Mice (n = 25) implanted with GL261 cells were used to image fluorescein sodium (FNa), 5-aminolevulinic acid (5-ALA), acridine orange (AO), acriflavine (AF), and cresyl violet (CV). A U251 glioma xenograft model in rats (n = 5) was used to image sulforhodamine 101 (SR101). A swine (n = 3) model with AO was used to identify confocal features of normal brain. Images of normal brain, obvious tumor, and peritumoral zones were collected using the handheld confocal endomicroscope. Histological samples were acquired through biopsies from matched imaging areas. Samples were visualized with a benchtop confocal microscope. Histopathological features in corresponding confocal images and photomicrographs of H & E–stained tissues were reviewed.

Results

Fluorescence induced by FNa, 5-ALA, AO, AF, CV, and SR101 and detected with the confocal endomicroscope allowed interpretation of histological features. Confocal endomicroscopy revealed satellite tumor cells within peritumoral tissue, a definitive tumor border, and striking fluorescent cellular and subcellular structures.
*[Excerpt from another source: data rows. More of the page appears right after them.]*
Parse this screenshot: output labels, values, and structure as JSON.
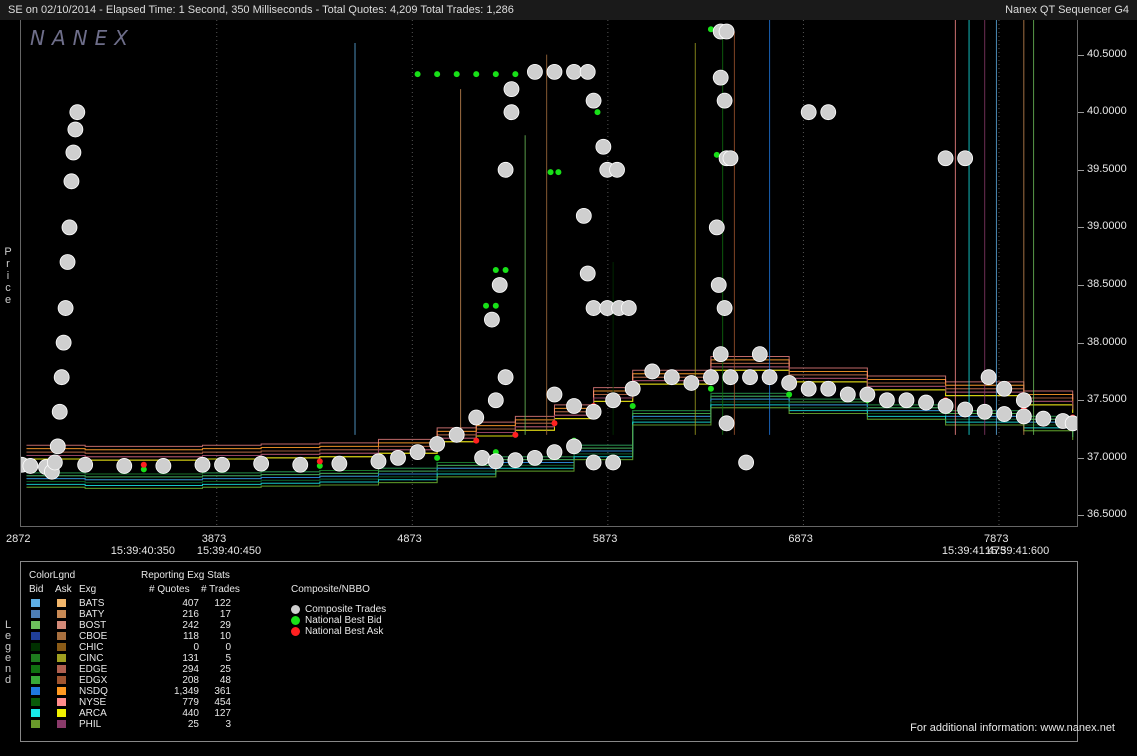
{
  "header": {
    "left": "SE on 02/10/2014  -  Elapsed Time: 1 Second, 350 Milliseconds  -  Total Quotes: 4,209  Total Trades: 1,286",
    "right": "Nanex QT Sequencer G4",
    "logo": "NANEX"
  },
  "chart_data": {
    "type": "scatter",
    "ylabel": "Price",
    "ylim": [
      36.4,
      40.8
    ],
    "xlim": [
      2872,
      8272
    ],
    "y_ticks": [
      "40.5000",
      "40.0000",
      "39.5000",
      "39.0000",
      "38.5000",
      "38.0000",
      "37.5000",
      "37.0000",
      "36.5000"
    ],
    "y_tick_values": [
      40.5,
      40.0,
      39.5,
      39.0,
      38.5,
      38.0,
      37.5,
      37.0,
      36.5
    ],
    "x_ticks": [
      "2872",
      "3873",
      "4873",
      "5873",
      "6873",
      "7873"
    ],
    "x_tick_values": [
      2872,
      3873,
      4873,
      5873,
      6873,
      7873
    ],
    "x_time_labels": [
      {
        "label": "15:39:40:350",
        "x": 3500
      },
      {
        "label": "15:39:40:450",
        "x": 3940
      },
      {
        "label": "15:39:41:475",
        "x": 7750
      },
      {
        "label": "15:39:41:600",
        "x": 8230
      }
    ],
    "series": [
      {
        "name": "Composite Trades",
        "color": "#cfcfcf",
        "points": [
          [
            2876,
            36.94
          ],
          [
            2920,
            36.93
          ],
          [
            3000,
            36.92
          ],
          [
            3030,
            36.88
          ],
          [
            3045,
            36.96
          ],
          [
            3060,
            37.1
          ],
          [
            3070,
            37.4
          ],
          [
            3080,
            37.7
          ],
          [
            3090,
            38.0
          ],
          [
            3100,
            38.3
          ],
          [
            3110,
            38.7
          ],
          [
            3120,
            39.0
          ],
          [
            3130,
            39.4
          ],
          [
            3140,
            39.65
          ],
          [
            3150,
            39.85
          ],
          [
            3160,
            40.0
          ],
          [
            3200,
            36.94
          ],
          [
            3400,
            36.93
          ],
          [
            3600,
            36.93
          ],
          [
            3800,
            36.94
          ],
          [
            3900,
            36.94
          ],
          [
            4100,
            36.95
          ],
          [
            4300,
            36.94
          ],
          [
            4500,
            36.95
          ],
          [
            4700,
            36.97
          ],
          [
            4800,
            37.0
          ],
          [
            4900,
            37.05
          ],
          [
            5000,
            37.12
          ],
          [
            5100,
            37.2
          ],
          [
            5200,
            37.35
          ],
          [
            5300,
            37.5
          ],
          [
            5350,
            37.7
          ],
          [
            5230,
            37.0
          ],
          [
            5300,
            36.97
          ],
          [
            5400,
            36.98
          ],
          [
            5500,
            37.0
          ],
          [
            5600,
            37.05
          ],
          [
            5700,
            37.1
          ],
          [
            5800,
            36.96
          ],
          [
            5900,
            36.96
          ],
          [
            5280,
            38.2
          ],
          [
            5320,
            38.5
          ],
          [
            5350,
            39.5
          ],
          [
            5380,
            40.0
          ],
          [
            5380,
            40.2
          ],
          [
            5500,
            40.35
          ],
          [
            5600,
            40.35
          ],
          [
            5700,
            40.35
          ],
          [
            5770,
            40.35
          ],
          [
            5800,
            40.1
          ],
          [
            5850,
            39.7
          ],
          [
            5870,
            39.5
          ],
          [
            5920,
            39.5
          ],
          [
            5750,
            39.1
          ],
          [
            5770,
            38.6
          ],
          [
            5800,
            38.3
          ],
          [
            5870,
            38.3
          ],
          [
            5930,
            38.3
          ],
          [
            5980,
            38.3
          ],
          [
            5600,
            37.55
          ],
          [
            5700,
            37.45
          ],
          [
            5800,
            37.4
          ],
          [
            5900,
            37.5
          ],
          [
            6000,
            37.6
          ],
          [
            6100,
            37.75
          ],
          [
            6200,
            37.7
          ],
          [
            6300,
            37.65
          ],
          [
            6400,
            37.7
          ],
          [
            6500,
            37.7
          ],
          [
            6600,
            37.7
          ],
          [
            6700,
            37.7
          ],
          [
            6800,
            37.65
          ],
          [
            6900,
            37.6
          ],
          [
            7000,
            37.6
          ],
          [
            7100,
            37.55
          ],
          [
            7200,
            37.55
          ],
          [
            7300,
            37.5
          ],
          [
            7400,
            37.5
          ],
          [
            7500,
            37.48
          ],
          [
            7600,
            37.45
          ],
          [
            7700,
            37.42
          ],
          [
            7800,
            37.4
          ],
          [
            7900,
            37.38
          ],
          [
            8000,
            37.36
          ],
          [
            8100,
            37.34
          ],
          [
            8200,
            37.32
          ],
          [
            8250,
            37.3
          ],
          [
            6450,
            40.7
          ],
          [
            6480,
            40.7
          ],
          [
            6450,
            40.3
          ],
          [
            6470,
            40.1
          ],
          [
            6480,
            39.6
          ],
          [
            6500,
            39.6
          ],
          [
            6430,
            39.0
          ],
          [
            6440,
            38.5
          ],
          [
            6470,
            38.3
          ],
          [
            6450,
            37.9
          ],
          [
            6480,
            37.3
          ],
          [
            6580,
            36.96
          ],
          [
            6650,
            37.9
          ],
          [
            6900,
            40.0
          ],
          [
            7000,
            40.0
          ],
          [
            7600,
            39.6
          ],
          [
            7700,
            39.6
          ],
          [
            7820,
            37.7
          ],
          [
            7900,
            37.6
          ],
          [
            8000,
            37.5
          ]
        ]
      },
      {
        "name": "National Best Bid",
        "color": "#18e018",
        "points": [
          [
            4900,
            40.33
          ],
          [
            5000,
            40.33
          ],
          [
            5100,
            40.33
          ],
          [
            5200,
            40.33
          ],
          [
            5300,
            40.33
          ],
          [
            5400,
            40.33
          ],
          [
            5300,
            38.63
          ],
          [
            5350,
            38.63
          ],
          [
            5250,
            38.32
          ],
          [
            5300,
            38.32
          ],
          [
            5580,
            39.48
          ],
          [
            5620,
            39.48
          ],
          [
            5820,
            40.0
          ],
          [
            6400,
            40.72
          ],
          [
            6430,
            39.63
          ],
          [
            2900,
            36.91
          ],
          [
            3200,
            36.9
          ],
          [
            3500,
            36.9
          ],
          [
            3800,
            36.91
          ],
          [
            4100,
            36.92
          ],
          [
            4400,
            36.93
          ],
          [
            4700,
            36.95
          ],
          [
            5000,
            37.0
          ],
          [
            5300,
            37.05
          ],
          [
            5700,
            37.15
          ],
          [
            6000,
            37.45
          ],
          [
            6400,
            37.6
          ],
          [
            6800,
            37.55
          ],
          [
            7200,
            37.5
          ],
          [
            7600,
            37.45
          ],
          [
            8000,
            37.4
          ],
          [
            8250,
            37.32
          ]
        ]
      },
      {
        "name": "National Best Ask",
        "color": "#ff2020",
        "points": [
          [
            2900,
            36.95
          ],
          [
            3200,
            36.94
          ],
          [
            3500,
            36.94
          ],
          [
            3800,
            36.95
          ],
          [
            4100,
            36.96
          ],
          [
            4400,
            36.97
          ],
          [
            4700,
            37.0
          ],
          [
            5000,
            37.1
          ],
          [
            5200,
            37.15
          ],
          [
            5400,
            37.2
          ],
          [
            5600,
            37.3
          ],
          [
            5800,
            37.45
          ],
          [
            6000,
            37.6
          ],
          [
            6400,
            37.72
          ],
          [
            6800,
            37.62
          ],
          [
            7200,
            37.55
          ],
          [
            7600,
            37.5
          ],
          [
            8000,
            37.42
          ],
          [
            8250,
            37.35
          ]
        ]
      }
    ]
  },
  "legend": {
    "side_label": "Legend",
    "colorlegend_title": "ColorLgnd",
    "col_bid": "Bid",
    "col_ask": "Ask",
    "col_exg": "Exg",
    "stats_title": "Reporting Exg Stats",
    "col_quotes": "# Quotes",
    "col_trades": "# Trades",
    "composite_title": "Composite/NBBO",
    "rows": [
      {
        "exg": "BATS",
        "bid": "#5fb0e6",
        "ask": "#f2b66b",
        "quotes": "407",
        "trades": "122"
      },
      {
        "exg": "BATY",
        "bid": "#4d7fb8",
        "ask": "#c98a55",
        "quotes": "216",
        "trades": "17"
      },
      {
        "exg": "BOST",
        "bid": "#6dc05c",
        "ask": "#d48a78",
        "quotes": "242",
        "trades": "29"
      },
      {
        "exg": "CBOE",
        "bid": "#203f9a",
        "ask": "#a8703f",
        "quotes": "118",
        "trades": "10"
      },
      {
        "exg": "CHIC",
        "bid": "#003000",
        "ask": "#8a5b17",
        "quotes": "0",
        "trades": "0"
      },
      {
        "exg": "CINC",
        "bid": "#1e7a1e",
        "ask": "#a0a020",
        "quotes": "131",
        "trades": "5"
      },
      {
        "exg": "EDGE",
        "bid": "#107010",
        "ask": "#b06050",
        "quotes": "294",
        "trades": "25"
      },
      {
        "exg": "EDGX",
        "bid": "#38a838",
        "ask": "#a05530",
        "quotes": "208",
        "trades": "48"
      },
      {
        "exg": "NSDQ",
        "bid": "#1f78e0",
        "ask": "#ff9920",
        "quotes": "1,349",
        "trades": "361"
      },
      {
        "exg": "NYSE",
        "bid": "#0a5a0a",
        "ask": "#ff8c8c",
        "quotes": "779",
        "trades": "454"
      },
      {
        "exg": "ARCA",
        "bid": "#18e8e8",
        "ask": "#f0f000",
        "quotes": "440",
        "trades": "127"
      },
      {
        "exg": "PHIL",
        "bid": "#6a9a2a",
        "ask": "#8a3a6a",
        "quotes": "25",
        "trades": "3"
      }
    ],
    "composite": [
      {
        "label": "Composite Trades",
        "color": "#cfcfcf"
      },
      {
        "label": "National Best Bid",
        "color": "#18e018"
      },
      {
        "label": "National Best Ask",
        "color": "#ff2020"
      }
    ]
  },
  "footer": "For additional information: www.nanex.net"
}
Fluorescence in various tumor regions correlated with standard histology and known tissue architecture. Characteristic features of different areas of normal brain were identified as well.

Conclusions

Confocal endomicroscopy provided rapid histological information precisely related to the site of microscopic imaging with imaging characteristics of cells related to the unique labeling features of the fluorophores. Although experimental with further clinical trial validation required, these data suggest that intraoperative confocal imaging can help to distinguish normal brain from tumor and tumor margin and may have application in improving intraoperative decisions during resection of brain tumors.